From Belize to Soap Lake -- a murder or a suicide?
April 21, 2016
By Linda Byron
It's a story that reads like a movie script--fights over money and land dividing an Eastern Washington family amidst allegations of murder, incest, and betrayal. And it’s all unfolding in a small rural town named for the mineral rich waters of the lake that give the city its name—Soap Lake.
It’s here that 44-year-old Tracy Nessl says she fell in love with Tim McNamara—a hardworking farmer with deep roots in the community.
“It’s like we were soul mates,” Nessl said.
McNamara loved his family and his apple orchard. He was also going through his third divorce in July 2012 when he bumped into Nessl. She lived in North Carolina, but was visiting her grandparents in Soap Lake.
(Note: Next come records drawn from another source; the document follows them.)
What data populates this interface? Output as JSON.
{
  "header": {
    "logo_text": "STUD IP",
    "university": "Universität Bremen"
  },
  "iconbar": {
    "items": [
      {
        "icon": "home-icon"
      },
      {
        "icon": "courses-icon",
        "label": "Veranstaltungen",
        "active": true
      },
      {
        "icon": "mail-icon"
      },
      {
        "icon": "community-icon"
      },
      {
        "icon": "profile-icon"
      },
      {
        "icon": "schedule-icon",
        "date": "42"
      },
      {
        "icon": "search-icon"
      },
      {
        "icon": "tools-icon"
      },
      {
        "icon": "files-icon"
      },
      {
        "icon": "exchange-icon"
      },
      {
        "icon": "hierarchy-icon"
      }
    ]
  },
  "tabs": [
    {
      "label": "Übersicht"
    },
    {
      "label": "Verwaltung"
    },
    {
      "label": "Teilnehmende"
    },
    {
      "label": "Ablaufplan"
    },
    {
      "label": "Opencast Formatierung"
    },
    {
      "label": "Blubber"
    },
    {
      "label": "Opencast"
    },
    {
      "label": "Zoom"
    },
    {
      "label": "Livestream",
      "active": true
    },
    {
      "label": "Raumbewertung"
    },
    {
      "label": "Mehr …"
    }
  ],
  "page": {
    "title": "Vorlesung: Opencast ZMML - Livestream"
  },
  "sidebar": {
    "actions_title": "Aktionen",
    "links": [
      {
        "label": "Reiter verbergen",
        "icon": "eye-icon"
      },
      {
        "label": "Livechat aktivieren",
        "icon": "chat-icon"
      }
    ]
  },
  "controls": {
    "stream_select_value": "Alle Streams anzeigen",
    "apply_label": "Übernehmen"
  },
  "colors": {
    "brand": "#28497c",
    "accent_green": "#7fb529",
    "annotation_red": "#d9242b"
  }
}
McNamara and Nessl struck up a relationship and were soon inseparable.
“It just fit, fit like a glove, it was just magical,” Nessl said. Nessl said she didn't care that Tim McNamara -- or "Mac", as she called him "-- was 22 years her senior. Nessl also didn't care that Tim was her father's brother--her biological uncle.
“I didn't know him (Tim) as an uncle, I didn't know the McNamara's very much. He was the man I fell in love with. Our souls connected," she said.
Nessl said as a child she had never been accepted by the McNamara’s because she was an illegitimate child who was rejected by her father.
But Nessl’s romantic relationship with her uncle did little to endear her to the family.
"It was hard to know what to do," said Jennifer Ralston, Tim McNamara’s daughter. “Definitely a shock factor,” said Caleb McNamara, Tim’s son.
Believing family and friends would never accept their romantic relationship, Tracy Nessl and Tim McNamara left Soap Lake in early 2013 and moved to Belize to begin a new life together. Tim McNamara leased out his Soap Lake farm and with a $240,000 insurance payout he received from a failed crop, then bought a new farm in Belize, where he and Tracy began building a bed and breakfast. And they got married.